More or Less (MoL): Defending Against Multiple Perturbation Attacks on Deep Neural Networks Through Model Ensemble and Compression

Hao Cheng, Kaidi Xu, Zhengang Li, Pu Zhao, Chenan Wang, Xue Lin, Bhavya Kailkhura, Ryan Goldhahn; Proceedings of the IEEE/CVF Winter Conference on Applications of Computer Vision (WACV) Workshops, 2022, pp. 645-655

Deep neural networks (DNNs) have been adopted in many application domains due to their superior performance. However, their susceptibility under test-time adversarial perturbations and out-of-distribution shifts has attracted extensive research efforts. The adversarial training provides an effective defense method withstanding evolving attacking methods. However, DNNs obtained by adversarial training are usually robust to only a single type of adversarial perturbation that they are trained with.
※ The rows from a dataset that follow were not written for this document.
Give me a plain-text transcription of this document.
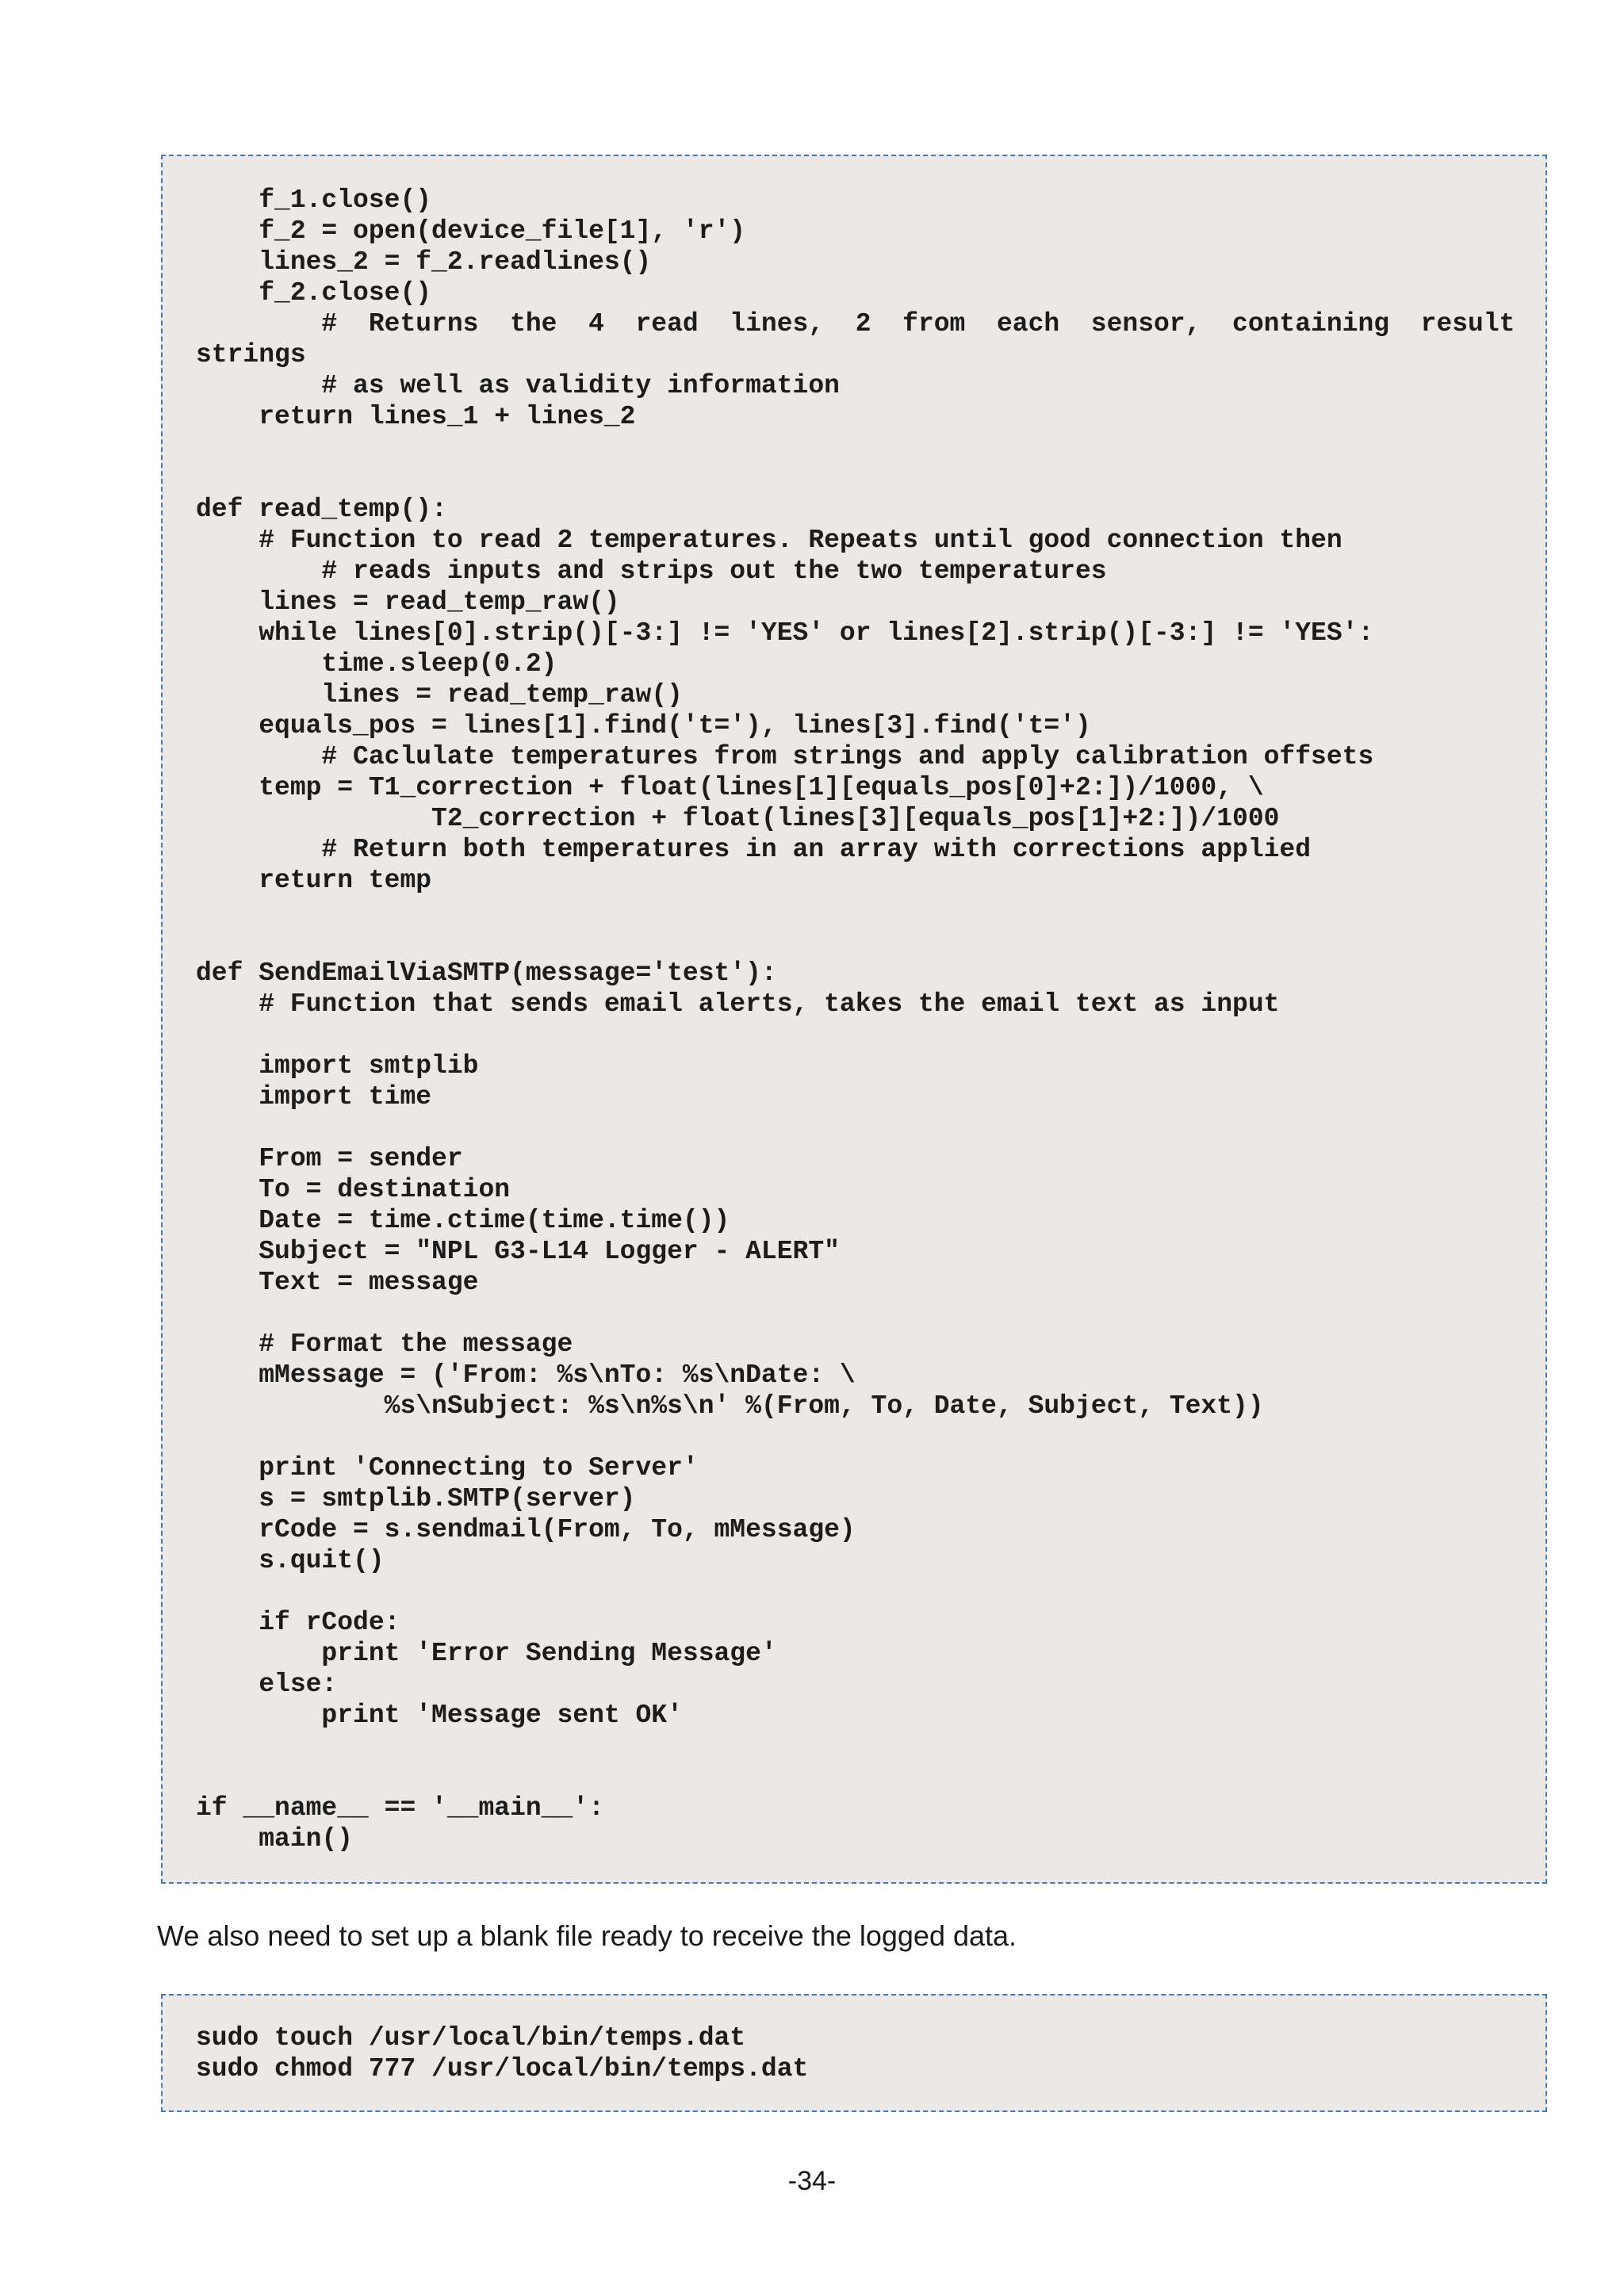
f_1.close()
f_2 = open(device_file[1], 'r')
lines_2 = f_2.readlines()
f_2.close()
#  Returns  the  4  read  lines,  2  from  each  sensor,  containing  result
strings
# as well as validity information
return lines_1 + lines_2

def read_temp():
# Function to read 2 temperatures. Repeats until good connection then
# reads inputs and strips out the two temperatures
lines = read_temp_raw()
while lines[0].strip()[-3:] != 'YES' or lines[2].strip()[-3:] != 'YES':
time.sleep(0.2)
lines = read_temp_raw()
equals_pos = lines[1].find('t='), lines[3].find('t=')
# Caclulate temperatures from strings and apply calibration offsets
temp = T1_correction + float(lines[1][equals_pos[0]+2:])/1000, \
T2_correction + float(lines[3][equals_pos[1]+2:])/1000
# Return both temperatures in an array with corrections applied
return temp

def SendEmailViaSMTP(message='test'):
# Function that sends email alerts, takes the email text as input

import smtplib
import time

From = sender
To = destination
Date = time.ctime(time.time())
Subject = "NPL G3-L14 Logger - ALERT"
Text = message

# Format the message
mMessage = ('From: %s\nTo: %s\nDate: \
%s\nSubject: %s\n%s\n' %(From, To, Date, Subject, Text))

print 'Connecting to Server'
s = smtplib.SMTP(server)
rCode = s.sendmail(From, To, mMessage)
s.quit()

if rCode:
print 'Error Sending Message'
else:
print 'Message sent OK'

if __name__ == '__main__':
main()

We also need to set up a blank file ready to receive the logged data.

sudo touch /usr/local/bin/temps.dat
sudo chmod 777 /usr/local/bin/temps.dat

-34-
To tackle this problem, improvements have been made to incorporate multiple perturbation types into adversarial training process, but with limited flexibility in terms of perturbation types. This work investigates the design problem of deep learning (DL) systems robust to multiple perturbation attacks. To maximize flexibility, we adopt the model ensemble approach, where an ensemble of expert models dealing with various perturbation types are integrated through a trainable aggregator module. Expert models are obtained in parallel through adversarial training, targeting at respective perturbation types. Then, the aggregator module is (adversarially) trained together with fine-tuning of expert models, addressing the obfuscated gradients issue in adversarial robustness. Furthermore, in order to practically implement the robust ensemble model onto edge devices, the model compression approach is leveraged to reduce the ensemble model size. By exploring the most suitable model compression scheme, we significantly reduce the overall model size without compromising robustness. Proposed More or Less (MoL) defense outperforms state-of-the-art defenses against multiple perturbations.